After a quick look it was easy to notice the distribution database was the issue with it being 48GBs which is far above normal for the publications that it handles.
I went ahead and pulled up my friend, the replication monitor, and noticed a red X over the publisher with the ballooned distribution database. Upon further investigation I noticed 5 publications were red and the offending subscription in each was for the same subscriber (our source database for our data warehouse which is used to perform warehouse tuning operations separate from the transactional data).
I pulled up the subscriber and noticed that it has no subscriptions. What apparently happened was, one of my DBAs had done a restore without using the KEEP_REPLICATION flag. This restored the database who was a subscriber but broke the transfer. Since the source still had the subscription registered in it all the transactions for the last 72 hours were being held and not purged because the default retention period for a distribution database is 72 hours.
So what I ended up doing was first dropping all of the subscriptions that were broken and then recreating them. This fixed the root cause but my distribution database was still large and had 0% free space to shrink.
What I had to do next was hit up the Google.

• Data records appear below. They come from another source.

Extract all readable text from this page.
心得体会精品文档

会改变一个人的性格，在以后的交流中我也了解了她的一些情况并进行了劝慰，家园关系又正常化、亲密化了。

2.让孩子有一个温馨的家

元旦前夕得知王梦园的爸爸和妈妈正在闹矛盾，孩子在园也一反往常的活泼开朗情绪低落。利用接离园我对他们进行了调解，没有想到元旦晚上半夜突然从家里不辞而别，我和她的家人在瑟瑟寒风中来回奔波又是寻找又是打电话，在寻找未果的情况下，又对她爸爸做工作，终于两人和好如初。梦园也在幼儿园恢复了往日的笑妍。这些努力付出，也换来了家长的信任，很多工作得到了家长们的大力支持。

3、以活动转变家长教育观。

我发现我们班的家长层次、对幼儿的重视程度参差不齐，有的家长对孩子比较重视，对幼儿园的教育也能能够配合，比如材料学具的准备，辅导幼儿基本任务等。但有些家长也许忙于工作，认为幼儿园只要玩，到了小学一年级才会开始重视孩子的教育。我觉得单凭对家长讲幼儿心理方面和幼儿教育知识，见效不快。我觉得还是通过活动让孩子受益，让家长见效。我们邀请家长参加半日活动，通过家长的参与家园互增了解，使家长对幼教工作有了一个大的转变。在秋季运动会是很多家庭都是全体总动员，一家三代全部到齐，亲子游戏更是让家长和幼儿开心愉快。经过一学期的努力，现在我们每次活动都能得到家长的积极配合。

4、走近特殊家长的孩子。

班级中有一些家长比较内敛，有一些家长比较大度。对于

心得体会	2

I knew that the job ‘Distribution clean up: distribution’ was running and would eventually clean up my database but when I have a problem I like to stick to it until fixed and this job was running slowly. That is when I found clsilva’s post Replication: Distribution Cleanup and Paul Ibison’s post How to Massively Optimise Transactional Replication.
The command that clsilva talks about, EXEC dbo.sp_MSdistribution_cleanup @min_distretention = 0, @max_distretention = 72, is actually exactly what the job, Distribution clean up: distribution is running that is slow.

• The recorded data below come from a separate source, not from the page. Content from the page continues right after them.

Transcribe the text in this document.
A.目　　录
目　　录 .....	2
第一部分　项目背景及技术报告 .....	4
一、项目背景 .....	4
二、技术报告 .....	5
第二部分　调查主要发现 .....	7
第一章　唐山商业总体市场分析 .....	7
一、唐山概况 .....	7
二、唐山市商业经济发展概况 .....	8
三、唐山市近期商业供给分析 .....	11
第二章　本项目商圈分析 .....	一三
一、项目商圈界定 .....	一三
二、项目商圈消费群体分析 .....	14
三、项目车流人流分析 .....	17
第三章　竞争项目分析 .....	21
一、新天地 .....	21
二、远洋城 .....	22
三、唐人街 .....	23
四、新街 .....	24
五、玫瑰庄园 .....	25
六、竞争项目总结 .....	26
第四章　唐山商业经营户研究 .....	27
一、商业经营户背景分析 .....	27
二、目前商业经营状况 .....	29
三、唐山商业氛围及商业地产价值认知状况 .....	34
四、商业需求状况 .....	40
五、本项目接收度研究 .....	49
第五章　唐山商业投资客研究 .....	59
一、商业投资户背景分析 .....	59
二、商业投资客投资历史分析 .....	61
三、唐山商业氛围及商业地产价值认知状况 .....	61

This process is slow because it is trying to purge a row count, which in my case, is very large. I ended up stopping this job and running the commands myself in steps as recommended by clsilva. I started with a 2 hour block and found that I was deleting records at a 2 row per second rate. This was sufficient evidence that to me that the process was running successfully but was simply very slow. When you have a working system stored procedure I never dive down deeper and try to tweak things myself. So what I ended doing was executed a script that ran this command decrementing the max and min values by 10 hours a piece in separate batches. The only purpose of this was so that I could have a 10 hour incremented print out in SSMS that would reassure me and give me a pseudo-progress bar.
Upon completion of my script I shrunk my distribution database down to its normal size and went on with my day.